Science fiction explores the effect of technological progress on society. It is ironic, then, that the majority of SF authors miserably failed to predict the impact of computers and information technology. Why does Google return no meaningful hits for “computer science fiction?” Is it not obvious that this term needs to exist, if we wish to understand the next 50 years at all?
Looking back, it is clear that most SF authors made the same mistake: they took whatever computers existed at the time and envisioned larger, more powerful, smarter versions of the same kind of machine. The genre is filled with this kind of obvious — and, in retrospect, boring — extrapolation. In contrast, the interesting thing that has happened over the past few decades is the development and deployment of new kinds of computer-based systems, which are now pervasively embedded in the world. Something like 10 billion processors are manufactured each year and only a tiny fraction looks anything like a mainframe.
Of course there were other mis-steps, such as overlooking the impact of wireless communication. One of my favorite mispredictions comes from Neuromancer, where Gibson makes a point of showing us that pay phones still exist in the middle of the 21st century. People in Neuromancer have their brains wired directly into the network, but they don’t carry cell phones.

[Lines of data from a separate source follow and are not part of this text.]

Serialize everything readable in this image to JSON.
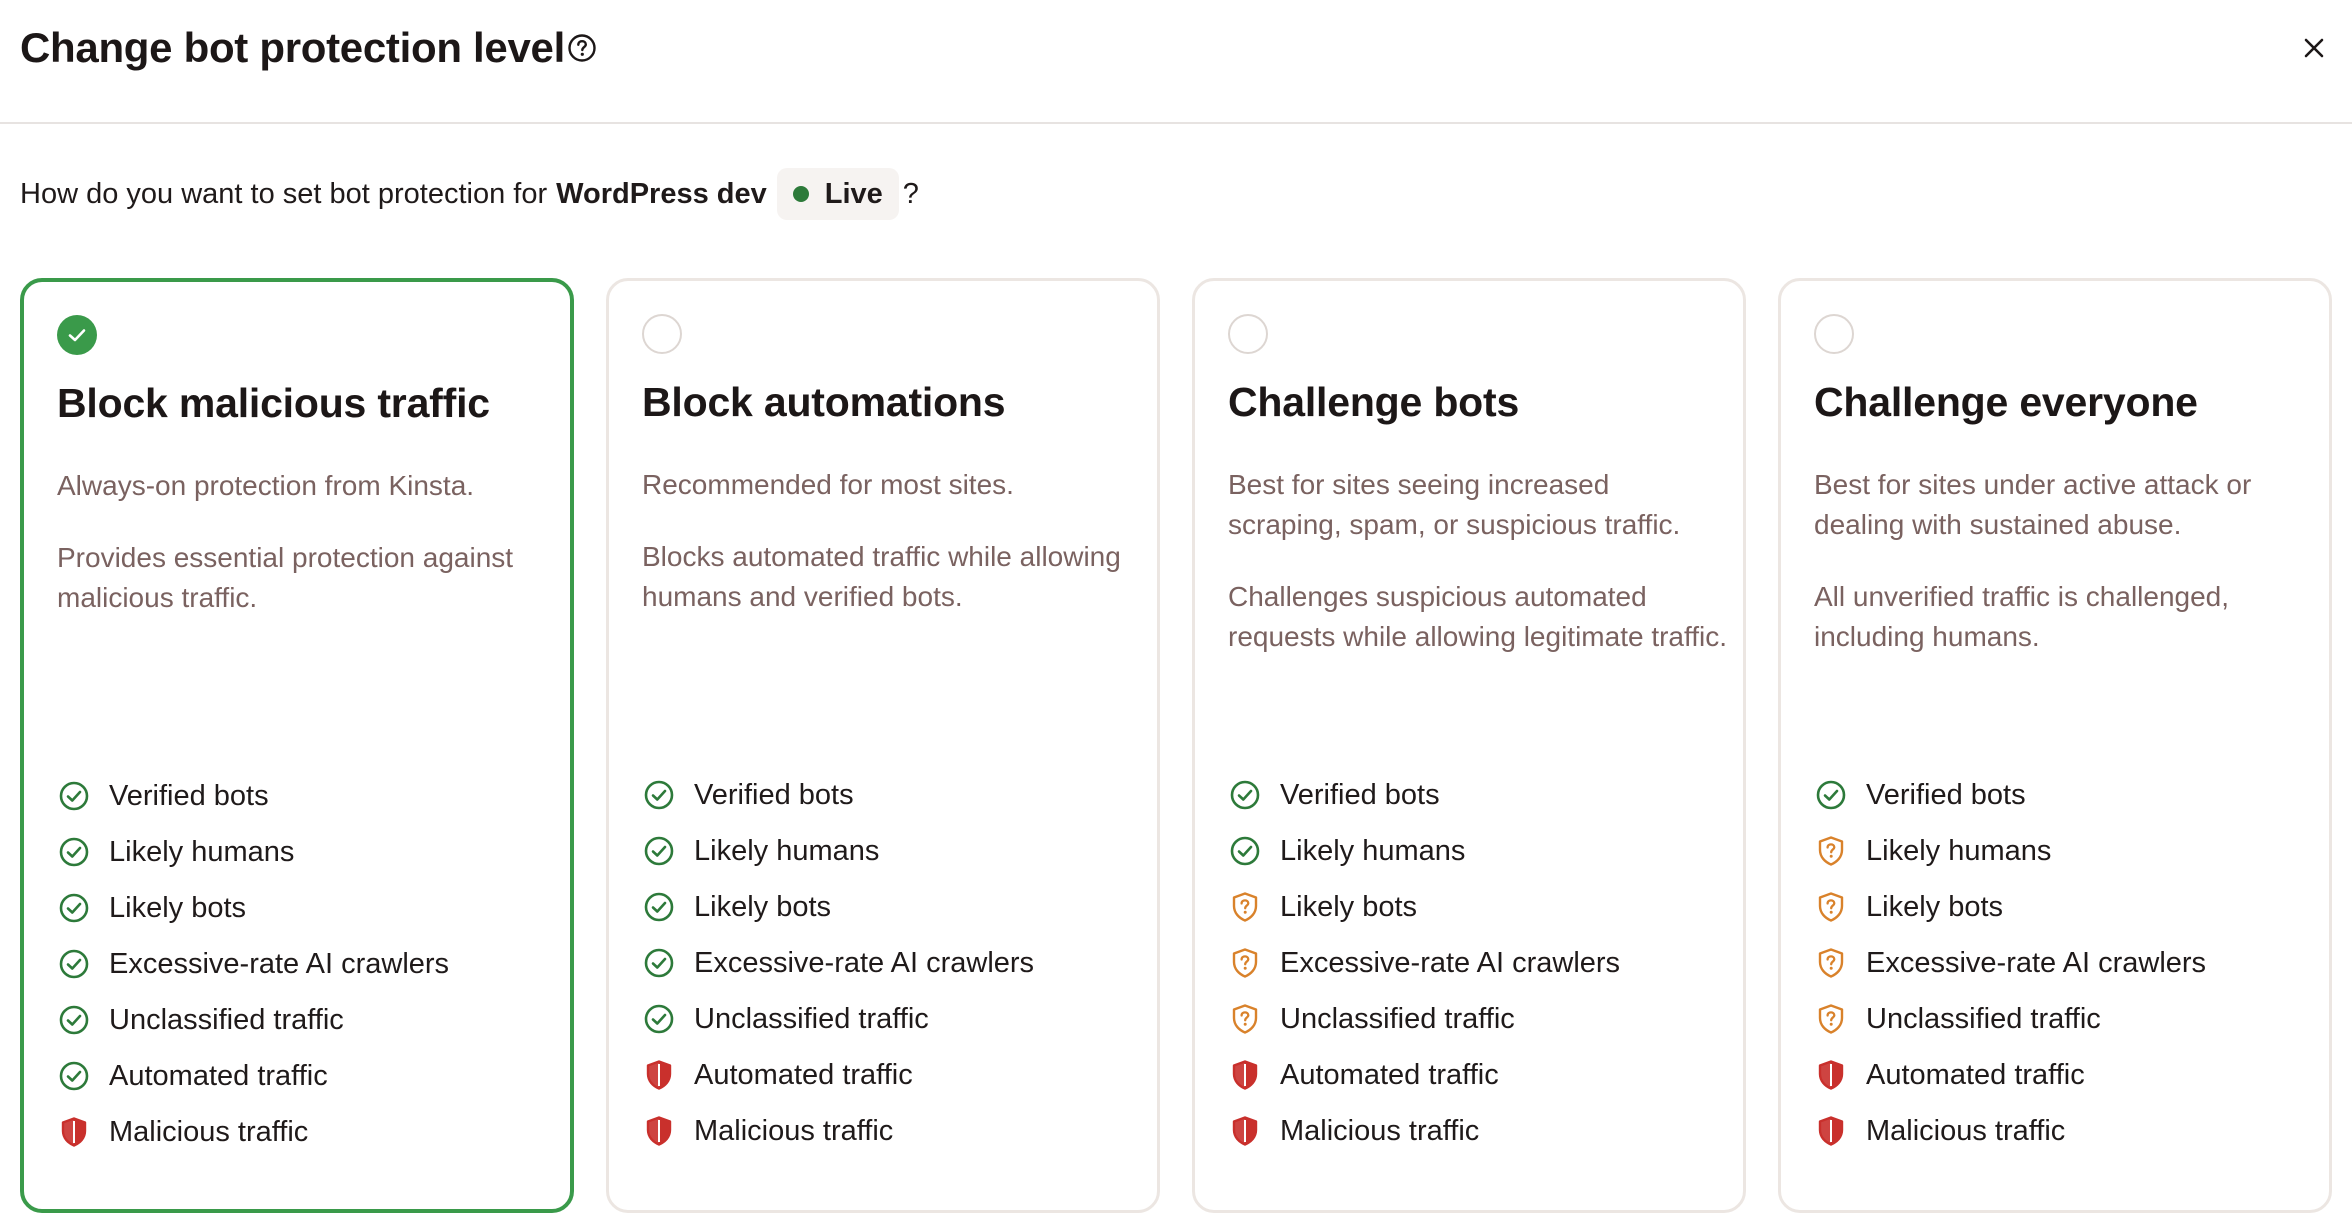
{
  "dialog": {
    "title": "Change bot protection level",
    "help_icon": "question-circle-icon",
    "close_icon": "close-icon"
  },
  "question": {
    "prefix": "How do you want to set bot protection for",
    "site_name": "WordPress dev",
    "environment": "Live",
    "environment_color": "#2d7a3a",
    "suffix": "?"
  },
  "status_colors": {
    "allowed": "#2d7a3a",
    "challenged": "#d9822b",
    "blocked": "#c9302c",
    "selected_accent": "#3a9a4a"
  },
  "options": [
    {
      "title": "Block malicious traffic",
      "selected": true,
      "desc1": "Always-on protection from Kinsta.",
      "desc2": "Provides essential protection against malicious traffic.",
      "features": [
        {
          "label": "Verified bots",
          "status": "allowed"
        },
        {
          "label": "Likely humans",
          "status": "allowed"
        },
        {
          "label": "Likely bots",
          "status": "allowed"
        },
        {
          "label": "Excessive-rate AI crawlers",
          "status": "allowed"
        },
        {
          "label": "Unclassified traffic",
          "status": "allowed"
        },
        {
          "label": "Automated traffic",
          "status": "allowed"
        },
        {
          "label": "Malicious traffic",
          "status": "blocked"
        }
      ]
    },
    {
      "title": "Block automations",
      "selected": false,
      "desc1": "Recommended for most sites.",
      "desc2": "Blocks automated traffic while allowing humans and verified bots.",
      "features": [
        {
          "label": "Verified bots",
          "status": "allowed"
        },
        {
          "label": "Likely humans",
          "status": "allowed"
        },
        {
          "label": "Likely bots",
          "status": "allowed"
        },
        {
          "label": "Excessive-rate AI crawlers",
          "status": "allowed"
        },
        {
          "label": "Unclassified traffic",
          "status": "allowed"
        },
        {
          "label": "Automated traffic",
          "status": "blocked"
        },
        {
          "label": "Malicious traffic",
          "status": "blocked"
        }
      ]
    },
    {
      "title": "Challenge bots",
      "selected": false,
      "desc1": "Best for sites seeing increased scraping, spam, or suspicious traffic.",
      "desc2": "Challenges suspicious automated requests while allowing legitimate traffic.",
      "features": [
        {
          "label": "Verified bots",
          "status": "allowed"
        },
        {
          "label": "Likely humans",
          "status": "allowed"
        },
        {
          "label": "Likely bots",
          "status": "challenged"
        },
        {
          "label": "Excessive-rate AI crawlers",
          "status": "challenged"
        },
        {
          "label": "Unclassified traffic",
          "status": "challenged"
        },
        {
          "label": "Automated traffic",
          "status": "blocked"
        },
        {
          "label": "Malicious traffic",
          "status": "blocked"
        }
      ]
    },
    {
      "title": "Challenge everyone",
      "selected": false,
      "desc1": "Best for sites under active attack or dealing with sustained abuse.",
      "desc2": "All unverified traffic is challenged, including humans.",
      "features": [
        {
          "label": "Verified bots",
          "status": "allowed"
        },
        {
          "label": "Likely humans",
          "status": "challenged"
        },
        {
          "label": "Likely bots",
          "status": "challenged"
        },
        {
          "label": "Excessive-rate AI crawlers",
          "status": "challenged"
        },
        {
          "label": "Unclassified traffic",
          "status": "challenged"
        },
        {
          "label": "Automated traffic",
          "status": "blocked"
        },
        {
          "label": "Malicious traffic",
          "status": "blocked"
        }
      ]
    }
  ],
  "icons": {
    "allowed": "check-circle-icon",
    "challenged": "question-shield-icon",
    "blocked": "shield-icon",
    "selected_radio": "check-icon"
  }
}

As a professional computer scientist, part of my job is a form of applied science fiction. Instead of trying to predict the impact of science, we try to make the impact happen. Doing this job well, however, requires real insight into the future. Therefore, one of the questions I’m interested in is: Who in SF got it right? That is, who saw beyond the obvious extrapolations about computer technology and really understood what the future might look like? And how did they do it?

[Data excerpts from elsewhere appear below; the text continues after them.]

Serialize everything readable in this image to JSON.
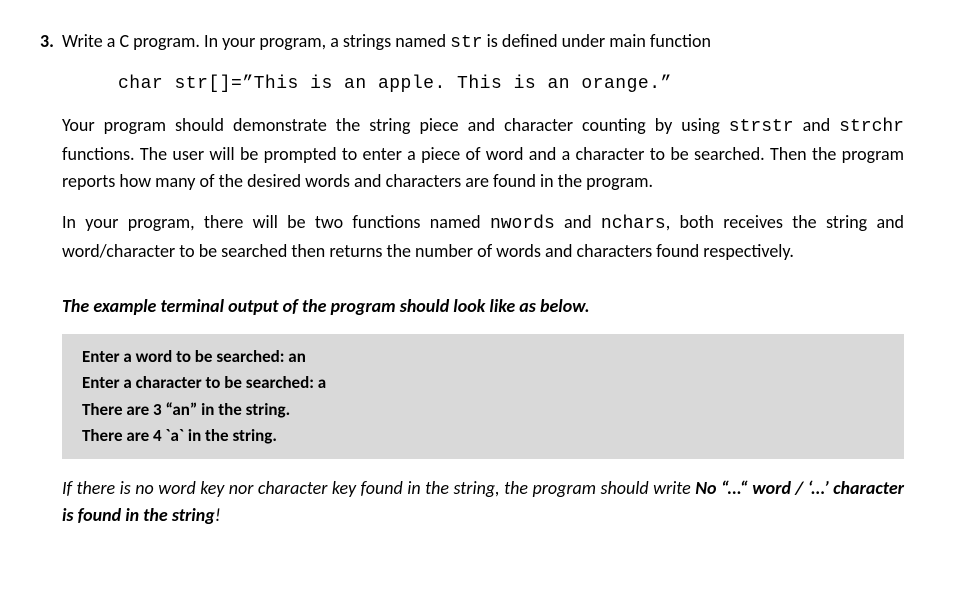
{
  "question": {
    "number": "3.",
    "intro_part1": "Write a C program. In your program, a strings named ",
    "intro_code1": "str",
    "intro_part2": " is defined under main function",
    "code_line_prefix": "char str[]=",
    "code_line_value": "”This is an apple. This is an orange.”",
    "para2_part1": "Your program should demonstrate the string piece and character counting by using ",
    "para2_code1": "strstr",
    "para2_part2": " and ",
    "para2_code2": "strchr",
    "para2_part3": " functions. The user will be prompted to enter a piece of word and a character to be searched. Then the program reports how many of the desired words and characters are found in the program.",
    "para3_part1": "In your program, there will be two functions named ",
    "para3_code1": "nwords",
    "para3_part2": " and  ",
    "para3_code2": "nchars",
    "para3_part3": ", both receives the string and word/character to be searched then returns the number of words and characters found respectively.",
    "example_heading": "The example terminal output of the program should look like as below.",
    "terminal": {
      "line1": "Enter a word to be searched: an",
      "line2": "Enter a character to be searched: a",
      "line3": "There are 3 “an” in the string.",
      "line4": "There are 4 `a` in the string."
    },
    "footer_part1": "If there is no word key nor character key found in the string, the program should write ",
    "footer_part2": "No “...“  word / ‘...’ character is found in the string",
    "footer_part3": "!"
  }
}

The best single example of a computer science fiction author is Vernor Vinge. His story True Names preceded the cyberpunk movement and paved the way for subsequent work like Neuromancer and Snow Crash. Vinge’s books contain a high density of good ideas, on a par with some of the best earlier idea-driven writers like Asimov and Niven. A Fire Upon the Deep gets solid mileage out of pack animals that function as distributed systems and also provides a reasonable exploration of what really powerful machines might be like (“applied theology” indeed). Subsequently, A Deepness in the Sky gave us the term “software archeology” — an ugly but highly plausible window into the future of software maintenance — and is the first and perhaps only work in the sub-sub-genre “sensor network science fiction.” Of course, Vinge depicts pervasive embedded sensing as invariably leading to totalitarian control and then societal collapse.

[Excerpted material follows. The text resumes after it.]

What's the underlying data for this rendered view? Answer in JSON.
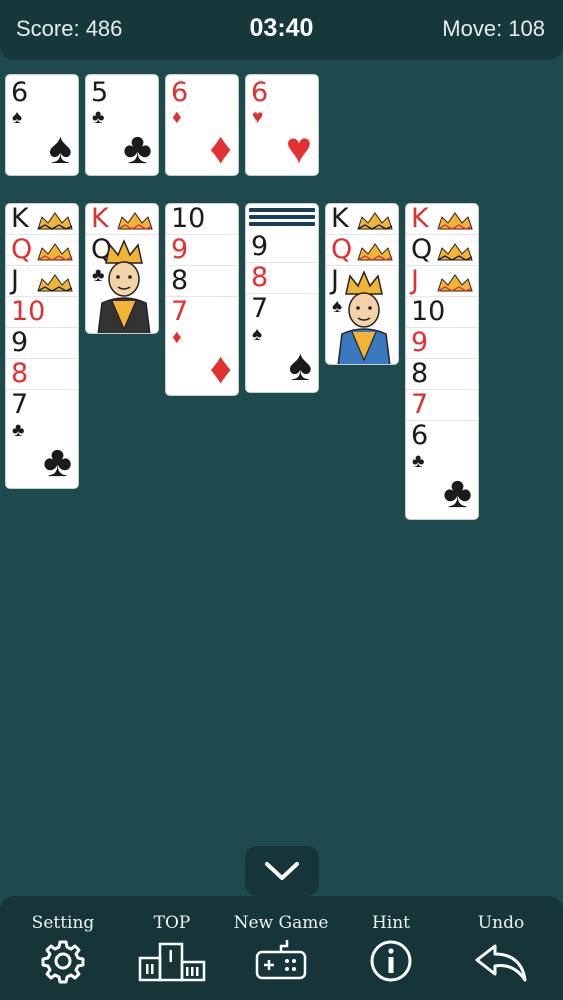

There are two major CS-related themes running across Vinge’s work. The first is the singularity, and probably too much has been written about it elsewhere. It seems uninteresting to speculate about a point in time that is defined as being immune to speculation. The second centers on the fickle nature of control in computer systems. Very early, Vinge foresaw the kinds of battles for control in networked resources that are playing out now in botnets and in corporate and government networks. Concepts like a trusted computing base and subversion via network attack look like they are probably fundamental. Our understanding of how these ideas will evolve is flawed at best. In fact, the entire history of computer security has been adversary driven: we put an insecure system out into the world, wait for it to be exploited, and then react. This happens over and over, and I have seen very few signs that a more proactive approach is emerging.
How did Vinge do such a good job? This is tough to analyze. Like all good extrapolators, he separated the fundamental from the incidental, and pushed the fundamentals forward in useful ways. He knew enough CS to avoid technical gaffes but somehow failed to let this knowledge interfere with his predictions. It is no coincidence that few of the now-common top-level uses of the Internet were thought of by computer scientists: we’re too busy dealing with other levels of the system. We know how computers are supposed to be used and this is a huge handicap.
As a group, the cyberpunk authors did a good job in seeing the impact of information technology, but as far as I can tell their contributions to computer science fiction were largely derived from things that Vinge and others had already predicted. It’s interesting that almost all of these authors insisted on making the network into a physical space accessed using VR. This was more than a plot device, I think: people really want cyberspace to be somehow analogous to physical space. The real-world failure of VR as a metaphor for understanding and navigating networked computer systems has been interesting to watch; I’m not sure that I understand what is going on, but as I see it the network simply does not demand to be understood as a physical space. Of course, spaces are useful for games and other kinds of interaction, but it’s not at all clear that VR will ever be the primary metaphor for interacting with the network. The poor state of interface technology (Where are those brain plugs? Why are we still using stupid mice?) is obviously a factor as well.